Here’s a summary of what I experienced on the technology landscape, assuming we have a representable sample,

  • 80% or more of the .NET developers I met yesterday are working with monolithic .NET applications that were built in the last 15 years and those applications are maintenance overhead and can’t scale or adapt to new functional and system requirements along with other legacy problems. Accordingly, the companies they work for are considering one form of application modernization or another including opting for another technology stack and consequently and unfortunately shedding a lot of .NET developers in the process.
  • Most of the Java or JVM resources I met are working with some homegrown frameworks that were built and maintained for the last 10 years or so. I can’t think of a logical reason on why a retail or commercial company would spend money, time and effort on plumping and wiring instead of focusing on business functions and time to market, apparently adamant job security is usually the main suspect, this’s a major architecture and business gap and with the gaps comes opportunity.
  • Roughly, only 2 out of 100 interviewed recognized “Reactive Architecture and Programming” and was aware of the Microservices emerging technologies stacks, that is a stark comparison; compared to the people I usually meet at the technology summits, this is an alarm for the emerging technologies thought leaders on how we are reaching out to the software development communities, apparently, spending too much time within our own emerging technologies communities is obscuring the fact that we are not reaching out enough to the majority and we need to find out creative ways to do this.
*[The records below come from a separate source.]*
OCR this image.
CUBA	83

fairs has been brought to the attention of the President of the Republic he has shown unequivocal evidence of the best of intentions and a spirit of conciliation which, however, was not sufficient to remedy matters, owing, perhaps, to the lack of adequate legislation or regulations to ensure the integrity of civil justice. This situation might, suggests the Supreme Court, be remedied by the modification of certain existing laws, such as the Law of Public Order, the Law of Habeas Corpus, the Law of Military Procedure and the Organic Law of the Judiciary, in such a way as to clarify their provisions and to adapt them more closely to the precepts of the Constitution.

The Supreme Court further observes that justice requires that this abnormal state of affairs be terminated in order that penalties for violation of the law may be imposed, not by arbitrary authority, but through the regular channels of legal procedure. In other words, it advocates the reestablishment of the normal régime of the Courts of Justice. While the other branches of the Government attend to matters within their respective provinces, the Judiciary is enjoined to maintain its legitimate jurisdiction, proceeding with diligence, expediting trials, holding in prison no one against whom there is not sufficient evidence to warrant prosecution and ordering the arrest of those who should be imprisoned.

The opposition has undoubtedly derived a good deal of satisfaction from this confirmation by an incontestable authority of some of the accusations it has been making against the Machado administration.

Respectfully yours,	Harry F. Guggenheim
How about the recruiting part?

You can get leads. However, that depends on the location, what you’re looking for and your interview strategy?

I think; the process would be more efficient if we can align the employers’ interest with the skillets and years of experience before the marathon starts.

Big shout to the HackerX organizers, the team and the sponsors for organizing such an event with a lot of logistics and that many people involved, thank you for your hospitality, also, I’m thankful for those who took the time and effort to attend the event.

Disclaimer

Those are my personal views and not representing the people I worked with, the companies I worked for, or my/our past and present customers in any shape or form. Any resemblance to real life use cases or situations is accidental and not intentional in any way, shape or form.

Hope this is helping some and again I understand other’s experience and views could be completely different than mine and I completely respect that.